If the Standard Normal PDF is $$f(x) = \frac{1}{\sqrt{2\pi}} e^{-x^2/2}$$

and the CDF is $$F(x) = \frac{1}{\sqrt{2\pi}} \int_{-\infty}^x e^{-x^2/2}\mathrm{d}x\,,$$

how does this turn into an error function of $z$?

Because this comes up often in some systems (for instance, Mathematica insists on expressing the Normal CDF in terms of $\text{Erf}$), it’s good to have a thread like this that documents the relationship.

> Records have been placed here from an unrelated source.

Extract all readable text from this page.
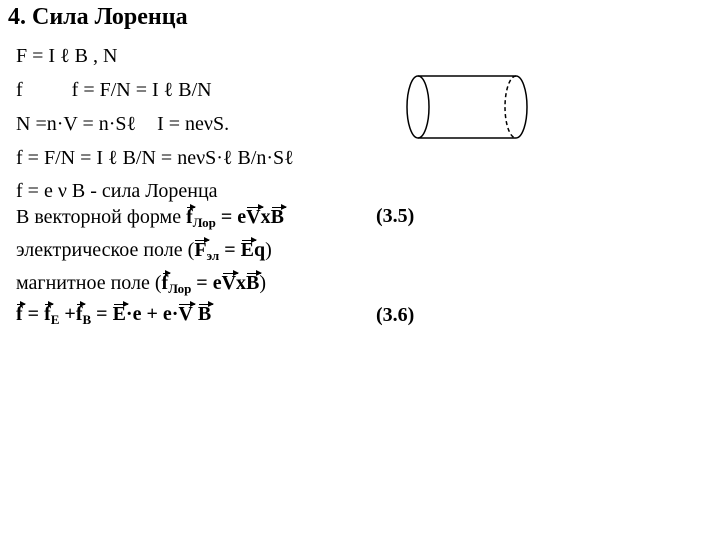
4. Сила Лоренца
F = I ℓ B , N
f f = F/N = I ℓ B/N
N =n·V = n·Sℓ I = neνS.
f = F/N = I ℓ B/N = neνS·ℓ B/n·Sℓ
f = e ν B - сила Лоренца
В векторной форме $f_{Лор}$ = eVxB
электрическое поле $(F_{эл} = Eq)$
магнитное поле ($f_{Лор}$ = eVxB)
$f = f_E +f_B = E\cdot e + e\cdot V$ B
(3.5)
(3.6)
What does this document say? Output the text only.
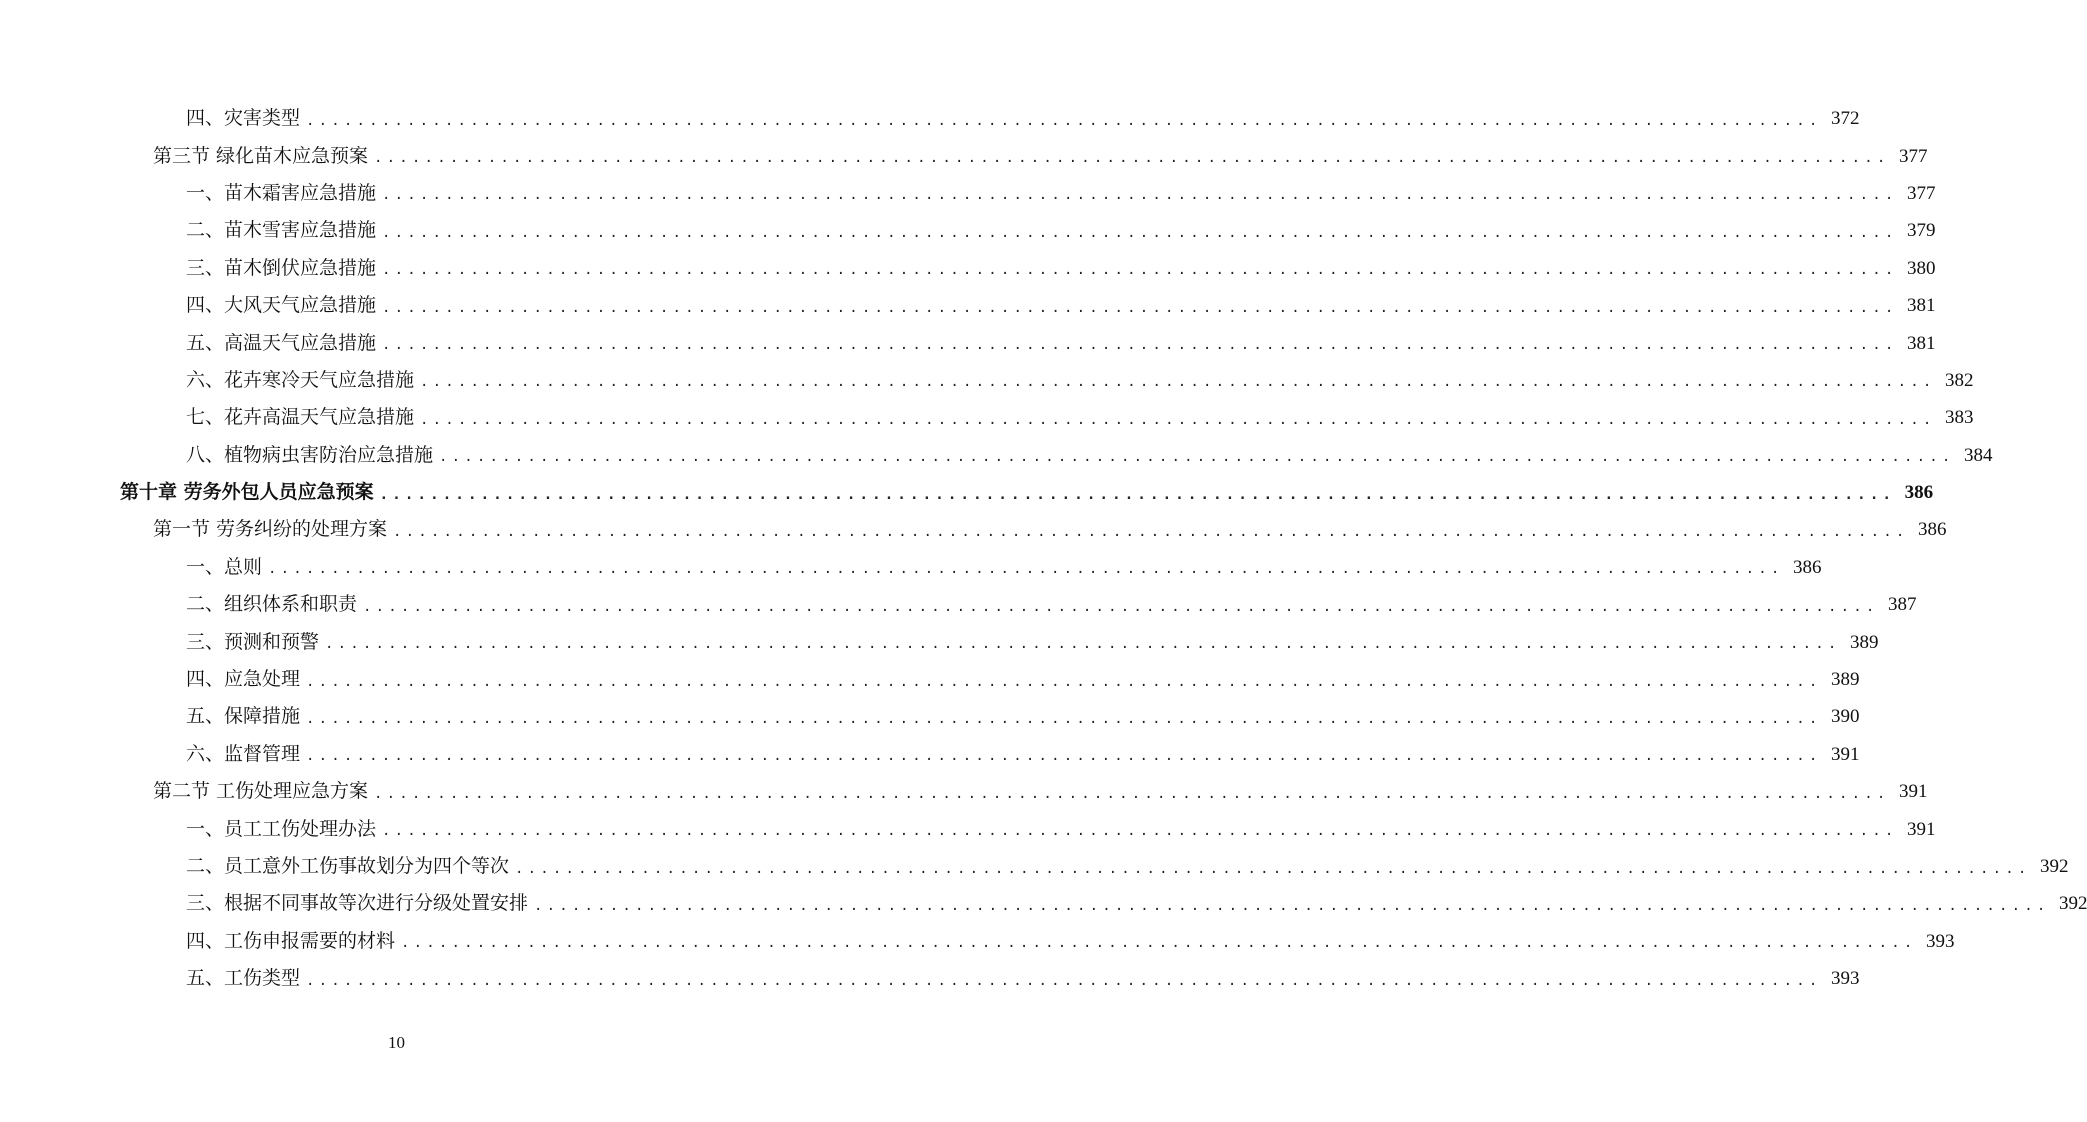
四、灾害类型 ........................................................................................................................ 372
第三节 绿化苗木应急预案 ........................................................................................................................ 377
一、苗木霜害应急措施 ........................................................................................................................ 377
二、苗木雪害应急措施 ........................................................................................................................ 379
三、苗木倒伏应急措施 ........................................................................................................................ 380
四、大风天气应急措施 ........................................................................................................................ 381
五、高温天气应急措施 ........................................................................................................................ 381
六、花卉寒冷天气应急措施 ........................................................................................................................ 382
七、花卉高温天气应急措施 ........................................................................................................................ 383
八、植物病虫害防治应急措施 ........................................................................................................................ 384
第十章 劳务外包人员应急预案 ........................................................................................................................ 386
第一节 劳务纠纷的处理方案 ........................................................................................................................ 386
一、总则 ........................................................................................................................ 386
二、组织体系和职责 ........................................................................................................................ 387
三、预测和预警 ........................................................................................................................ 389
四、应急处理 ........................................................................................................................ 389
五、保障措施 ........................................................................................................................ 390
六、监督管理 ........................................................................................................................ 391
第二节 工伤处理应急方案 ........................................................................................................................ 391
一、员工工伤处理办法 ........................................................................................................................ 391
二、员工意外工伤事故划分为四个等次 ........................................................................................................................ 392
三、根据不同事故等次进行分级处置安排 ........................................................................................................................ 392
四、工伤申报需要的材料 ........................................................................................................................ 393
五、工伤类型 ........................................................................................................................ 393
10
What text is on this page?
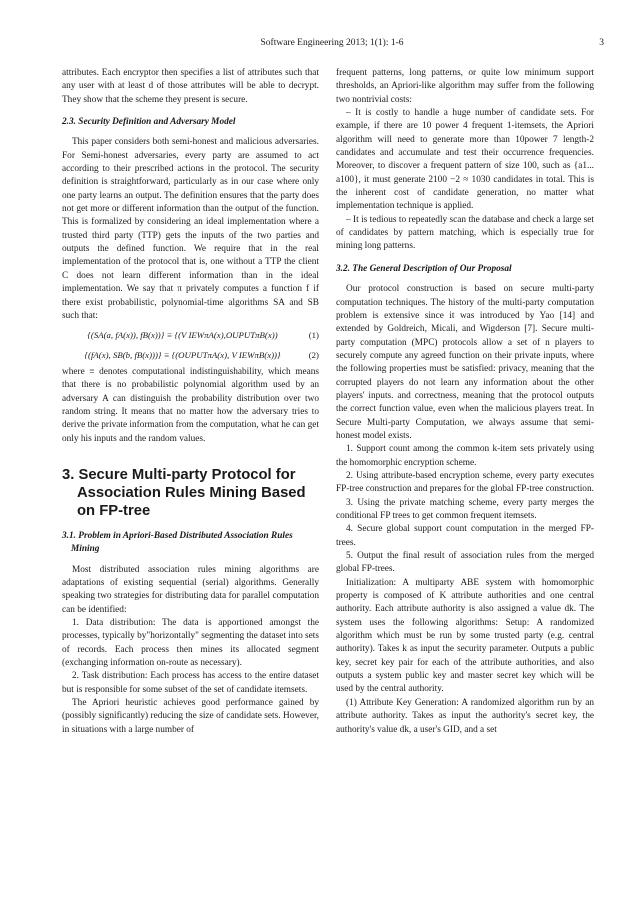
Software Engineering 2013; 1(1): 1-6	3

attributes. Each encryptor then specifies a list of attributes such that any user with at least d of those attributes will be able to decrypt. They show that the scheme they present is secure.

2.3. Security Definition and Adversary Model

This paper considers both semi-honest and malicious adversaries. For Semi-honest adversaries, every party are assumed to act according to their prescribed actions in the protocol. The security definition is straightforward, particularly as in our case where only one party learns an output. The definition ensures that the party does not get more or different information than the output of the function. This is formalized by considering an ideal implementation where a trusted third party (TTP) gets the inputs of the two parties and outputs the defined function. We require that in the real implementation of the protocol that is, one without a TTP the client C does not learn different information than in the ideal implementation. We say that π privately computes a function f if there exist probabilistic, polynomial-time algorithms SA and SB such that:

{(SA(a, fA(x)), fB(x))} ≡ {(V IEWπA(x),OUPUTπB(x))	(1)
{(fA(x), SB(b, fB(x)))} ≡ {(OUPUTπA(x), V IEWπB(x))}	(2)

where ≡ denotes computational indistinguishability, which means that there is no probabilistic polynomial algorithm used by an adversary A can distinguish the probability distribution over two random string. It means that no matter how the adversary tries to derive the private information from the computation, what he can get only his inputs and the random values.

3. Secure Multi-party Protocol for Association Rules Mining Based on FP-tree
3.1. Problem in Apriori-Based Distributed Association Rules Mining

Most distributed association rules mining algorithms are adaptations of existing sequential (serial) algorithms. Generally speaking two strategies for distributing data for parallel computation can be identified:

1. Data distribution: The data is apportioned amongst the processes, typically by"horizontally" segmenting the dataset into sets of records. Each process then mines its allocated segment (exchanging information on-route as necessary).

2. Task distribution: Each process has access to the entire dataset but is responsible for some subset of the set of candidate itemsets.

The Apriori heuristic achieves good performance gained by (possibly significantly) reducing the size of candidate sets. However, in situations with a large number of

frequent patterns, long patterns, or quite low minimum support thresholds, an Apriori-like algorithm may suffer from the following two nontrivial costs:

– It is costly to handle a huge number of candidate sets. For example, if there are 10 power 4 frequent 1-itemsets, the Apriori algorithm will need to generate more than 10power 7 length-2 candidates and accumulate and test their occurrence frequencies. Moreover, to discover a frequent pattern of size 100, such as {a1... a100}, it must generate 2100 −2 ≈ 1030 candidates in total. This is the inherent cost of candidate generation, no matter what implementation technique is applied.

– It is tedious to repeatedly scan the database and check a large set of candidates by pattern matching, which is especially true for mining long patterns.

3.2. The General Description of Our Proposal

Our protocol construction is based on secure multi-party computation techniques. The history of the multi-party computation problem is extensive since it was introduced by Yao [14] and extended by Goldreich, Micali, and Wigderson [7]. Secure multi-party computation (MPC) protocols allow a set of n players to securely compute any agreed function on their private inputs, where the following properties must be satisfied: privacy, meaning that the corrupted players do not learn any information about the other players' inputs. and correctness, meaning that the protocol outputs the correct function value, even when the malicious players treat. In Secure Multi-party Computation, we always assume that semi-honest model exists.

1. Support count among the common k-item sets privately using the homomorphic encryption scheme.

2. Using attribute-based encryption scheme, every party executes FP-tree construction and prepares for the global FP-tree construction.

3. Using the private matching scheme, every party merges the conditional FP trees to get common frequent itemsets.

4. Secure global support count computation in the merged FP-trees.

5. Output the final result of association rules from the merged global FP-trees.

Initialization: A multiparty ABE system with homomorphic property is composed of K attribute authorities and one central authority. Each attribute authority is also assigned a value dk. The system uses the following algorithms: Setup: A randomized algorithm which must be run by some trusted party (e.g. central authority). Takes k as input the security parameter. Outputs a public key, secret key pair for each of the attribute authorities, and also outputs a system public key and master secret key which will be used by the central authority.

(1) Attribute Key Generation: A randomized algorithm run by an attribute authority. Takes as input the authority's secret key, the authority's value dk, a user's GID, and a set
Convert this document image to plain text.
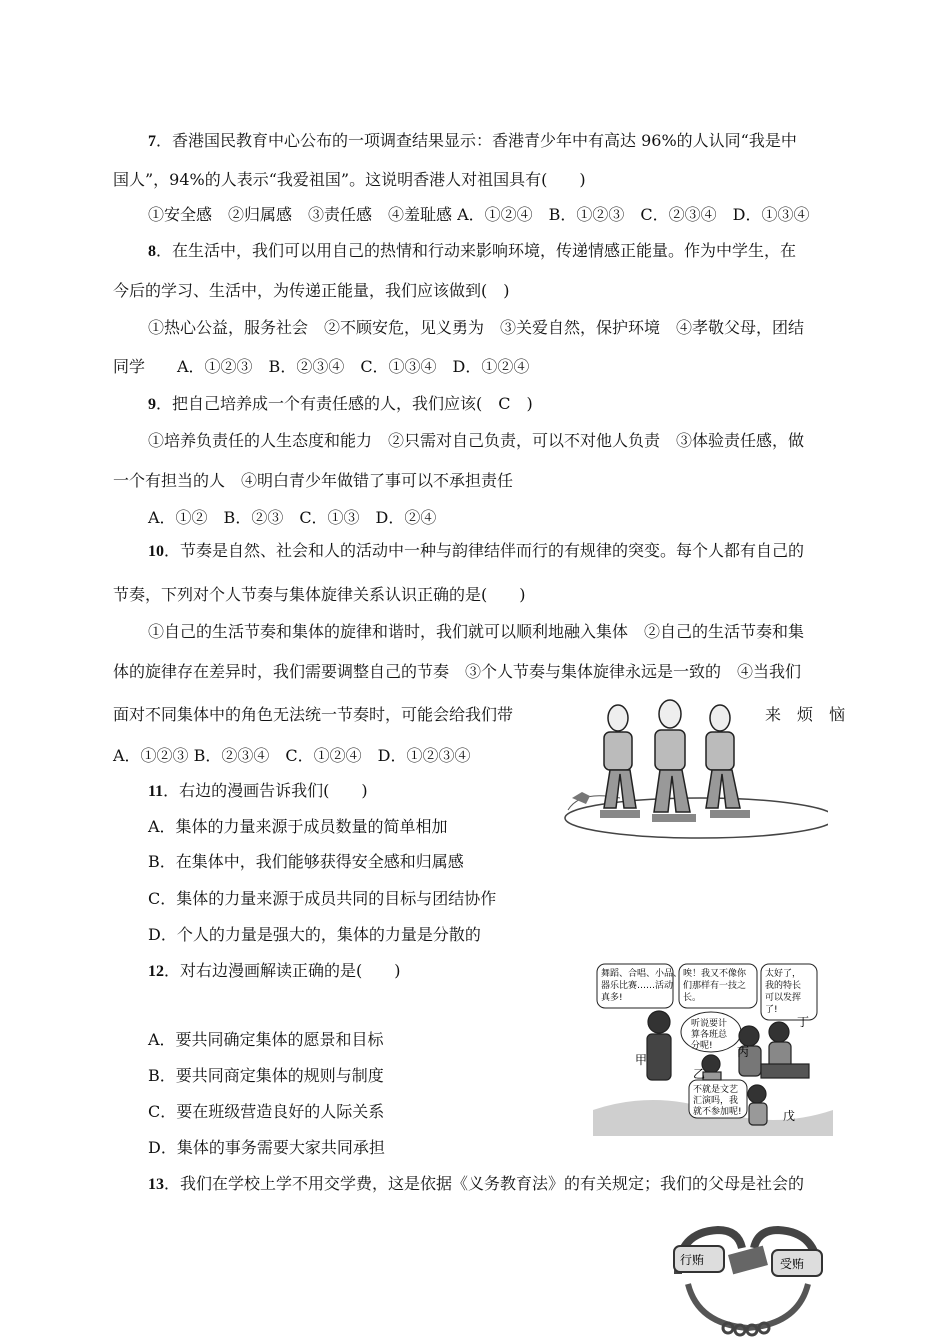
7．香港国民教育中心公布的一项调查结果显示：香港青少年中有高达 96%的人认同“我是中
国人”，94%的人表示“我爱祖国”。这说明香港人对祖国具有(　　)
①安全感　②归属感　③责任感　④羞耻感 A．①②④　B．①②③　C．②③④　D．①③④
8．在生活中，我们可以用自己的热情和行动来影响环境，传递情感正能量。作为中学生，在
今后的学习、生活中，为传递正能量，我们应该做到(　)
①热心公益，服务社会　②不顾安危，见义勇为　③关爱自然，保护环境　④孝敬父母，团结
同学　　A．①②③　B．②③④　C．①③④　D．①②④
9．把自己培养成一个有责任感的人，我们应该(　C　)
①培养负责任的人生态度和能力　②只需对自己负责，可以不对他人负责　③体验责任感，做
一个有担当的人　④明白青少年做错了事可以不承担责任
A．①②　B．②③　C．①③　D．②④
10．节奏是自然、社会和人的活动中一种与韵律结伴而行的有规律的突变。每个人都有自己的
节奏，下列对个人节奏与集体旋律关系认识正确的是(　　)
①自己的生活节奏和集体的旋律和谐时，我们就可以顺利地融入集体　②自己的生活节奏和集
体的旋律存在差异时，我们需要调整自己的节奏　③个人节奏与集体旋律永远是一致的　④当我们
面对不同集体中的角色无法统一节奏时，可能会给我们带	来　烦　恼
A．①②③ B．②③④　C．①②④　D．①②③④
11．右边的漫画告诉我们(　　)
A．集体的力量来源于成员数量的简单相加
B．在集体中，我们能够获得安全感和归属感
C．集体的力量来源于成员共同的目标与团结协作
D．个人的力量是强大的，集体的力量是分散的
12．对右边漫画解读正确的是(　　)
A．要共同确定集体的愿景和目标
B．要共同商定集体的规则与制度
C．要在班级营造良好的人际关系
D．集体的事务需要大家共同承担
舞蹈、合唱、小品、
器乐比赛……活动
真多!
唉！我又不像你
们那样有一技之
长。
太好了，
我的特长
可以发挥
了!
听说要计
算各班总
分呢!
不就是文艺
汇演吗，我
就不参加呢!
甲
乙
丙
丁
戊
13．我们在学校上学不用交学费，这是依据《义务教育法》的有关规定；我们的父母是社会的
行贿	受贿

$$\text{Erf}(x) = \frac{2}{\sqrt{\pi}}\int_0^x e^{-t^2} \mathrm{d}t.$$

Writing $t^2 = z^2/2$ implies $t = z / \sqrt{2}$ (because $t$ is not negative), whence $\mathrm{d}t = \mathrm{d}z/\sqrt{2}$. The endpoints $t=0$ and $t=x$ become $z=0$ and $z=x\sqrt{2}$. To convert the resulting integral into something that looks like a cumulative distribution function (CDF), it must be expressed in terms of integrals that have lower limits of $-\infty$, thus:

$$\text{Erf}(x) = \frac{2}{\sqrt{2\pi}}\int_0^{x\sqrt{2}} e^{-z^2/2}\mathrm{d}z = 2\left(\frac{1}{\sqrt{2\pi}}\int_{-\infty}^{x\sqrt{2}}e^{-z^2/2}\mathrm{d}z – \frac{1}{\sqrt{2\pi}}\int_{-\infty}^0 e^{-z^2/2}\mathrm{d}z\right).$$

Those integrals on the right hand size are both values of the CDF of the standard Normal distribution,

$$\Phi(x) = \frac{1}{\sqrt{2\pi}}\int_{-\infty}^x e^{-z^2/2} \mathrm{d}z.$$

Specifically,

$$\text{Erf}(x) = 2(\Phi(x\sqrt{2}) – \Phi(0)) = 2\left(\Phi(x\sqrt{2}) – \frac{1}{2}\right) = 2\Phi(x\sqrt{2}) – 1.$$

This shows how to express the Error Function in terms of the Normal CDF. Algebraic manipulation of that easily gives the Normal CDF in terms of the Error Function:

$$\Phi(x) = \frac{1 + \text{Erf}(x/\sqrt{2})}{2}.$$

This relationship (for real numbers, anyway) is exhibited in plots of the two functions. The graphs are identical curves. The coordinates of the Error Function on the left are converted to the coordinates of $\Phi$ on the right by multiplying the $x$ coordinates by $\sqrt{2}$, adding $1$ to the $y$ coordinates, and then dividing the $y$ coordinates by $2$, reflecting the relationship

$$\Phi(x\sqrt{2}) = \frac{\text{Erf}(x) + 1}{2}$$

in which the notation explicitly shows these three operations of multiplication, addition, and division.